Kimberly Moore: It's the entrepreneurial spirit. We believe in diversity of thought. We participate in a lot of internal R&D, internal discussion, just to be able to bring a different perspective to the table, to see how we can be on the more innovative side of the industry.

Nilson Goes: From our different divisions of being electrical contractors, as well as now design engineers too, we try to leverage those two competencies to create value and provide that to our IOU clients. Having that relationship with Burns & McDonnell allows us to add a type of momentum to that.

We create and provide value because we are accustomed to building things. As we design things for clients, we have the perspective of what it's going to be like for those people who are going to be putting it in place. We tell a story that it's going to be a better design in the sense of, how you maintain it, all those things from affordability, and however they define value.

Our company's mission is we take any client's mission and make it our own. That's the best way for us to understand, what makes them tick, their problems, issues, and how we can position ourselves to solve them. That's proven to be a good recipe for success.

Ron Evans: The great thing about our relationships is we partner beyond projects. I'll give you one example. I'm the President of the American Association of Blacks in Energy — AABE.

Every year I reach out to Kimberly and Nilson for their support for scholarships for inner-city school kids.
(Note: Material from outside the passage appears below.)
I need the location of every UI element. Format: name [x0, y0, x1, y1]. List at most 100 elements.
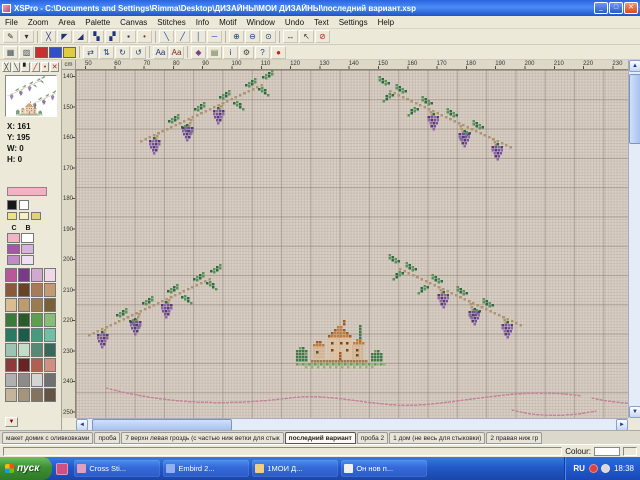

I know Nilson is a part of the Hispanic Chamber of Commerce in Kansas City and that's another area where we collaborate. Kimberly has a nonprofit.

Kimberly Moore: I started Calculated Genius in 2017. The focus is to provide summer programming for high school kids in Chicago. It's to provide scholarships to women going into an engineering field, and mentorship to anyone going into college who may be first generation. We've given out about eighty thousand dollars the past couple of years in scholarships. We've had about one hundred kids in our summer programs. We look forward to increasing those numbers and making more of an impact. Nilson Goes: I'm on the Hispanic Chamber of Commerce. We've been long-time members and I've served on the board there. Reaching out to diverse businesses is not innovative. It's a business necessity. It's beyond trying to vet them and fill out some contract or qualification form. The story is in the investments. It's from doing innovative things in regard to helping educate through business protocols, business school, and the Tapping Diverse Connections event. If you can think of another design firm that's doing those types of things, let me know because I'm not aware of it, and I think I would be. That's where some examples of that innovation lie. Those things are important for our communities. Our values are congruent. It just makes the way we work together so much easier because we speak the same language.